Maybe the more interesting poll was in 1999, when Gallup surveyed the most admired person of the 20th Century. Topping the list was Mother Teresa, followed by Martin Luther King, Jr., John F. Kennedy, Albert Einstein and Helen Keller. (The next five: Franklin D. Roosevelt, Billy Graham, Pope John Paul II, Eleanor Roosevelt and Winston Churchill.) Note the difference: This list did not just consist of who was admired and in power, but also extraordinary people whose accomplishments touch us at a human level. I’m thinking particularly about Mother Teresa and Helen Keller.
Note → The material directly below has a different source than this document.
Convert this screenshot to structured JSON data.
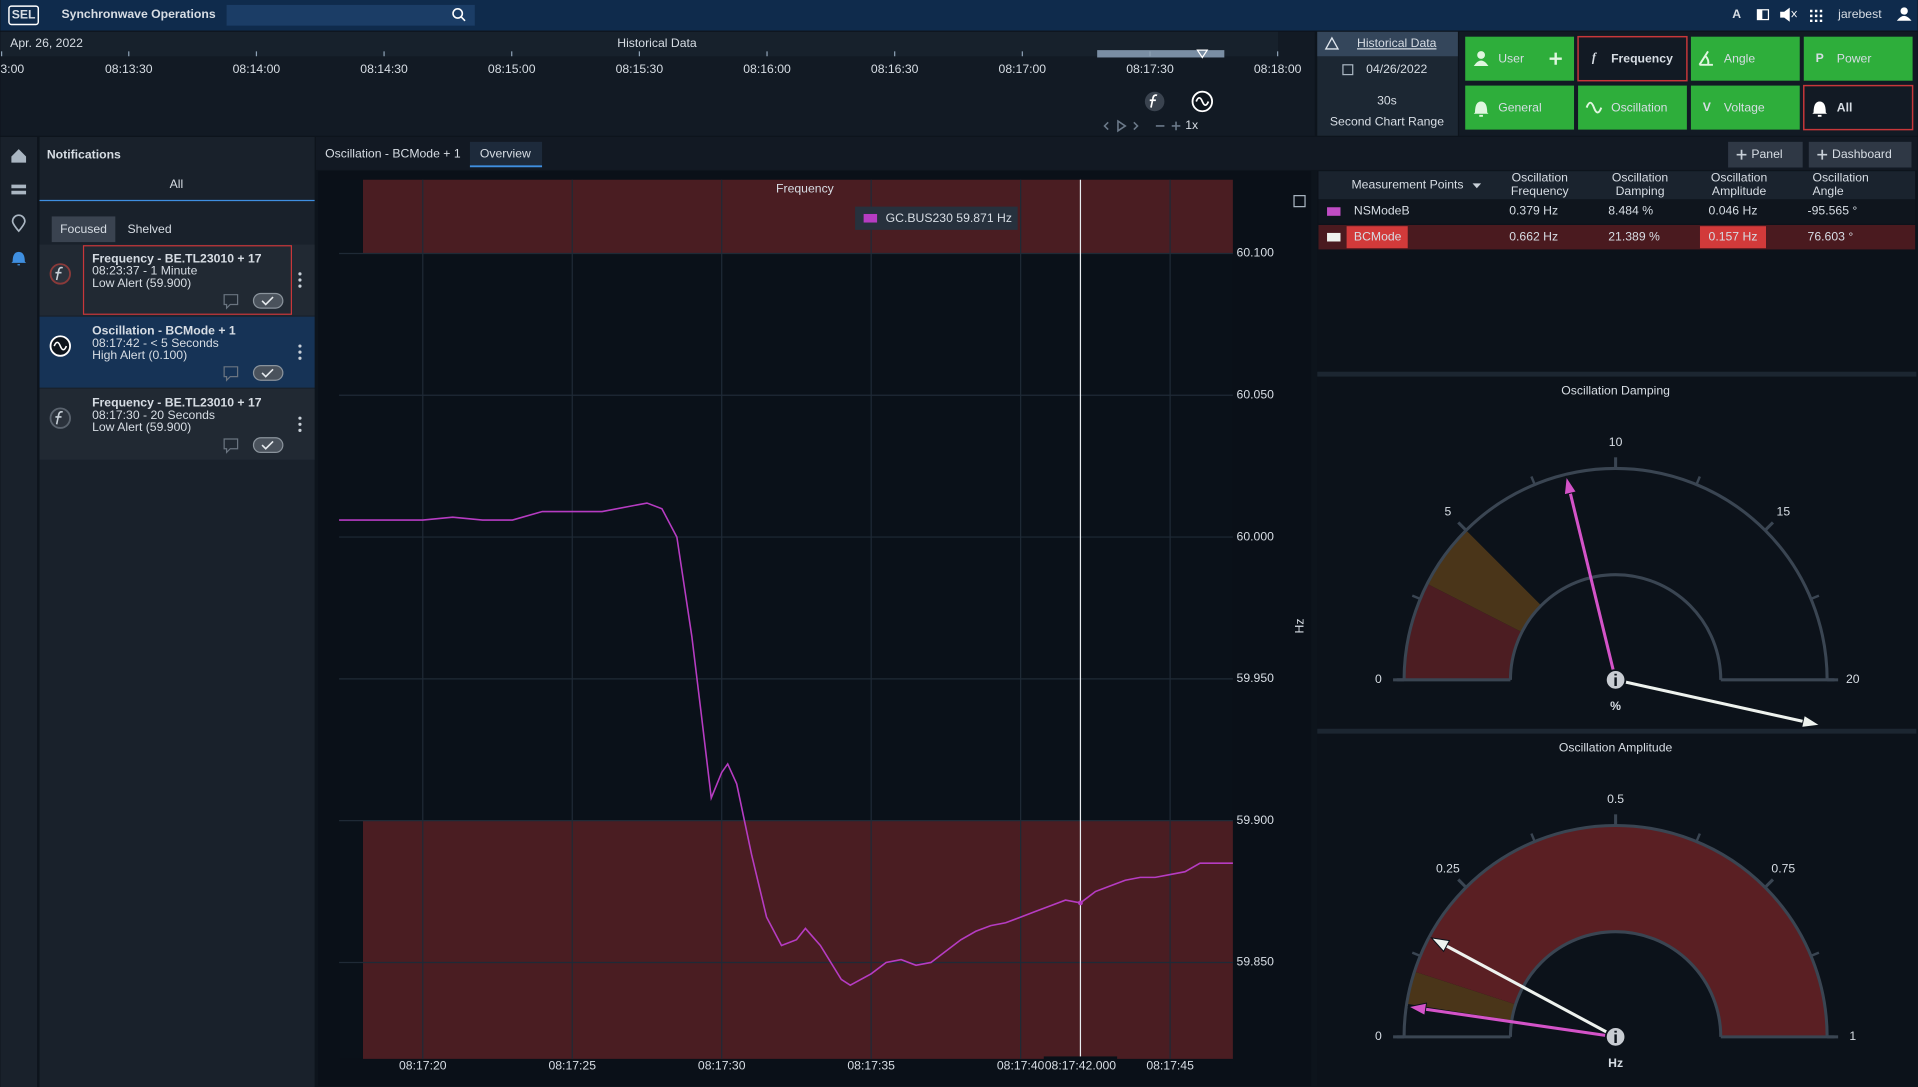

I admit that many of my dispatches have focused on some of the least admirable people among us, with the belief that by shining a light on them we can work to make things better. But this discussion thread is a chance to think differently and reflect on who among us deserve the spotlight for their admirable qualities. So here’s the question: Who do you admire most—and why? Feel free to mention people we all know, but also don’t hesitate to share someone who is not famous (perhaps a friend or a family member) yet possesses the qualities that you most admire. My hope: We can be reminded of admirable people and remember the kind of qualities that can improve our world.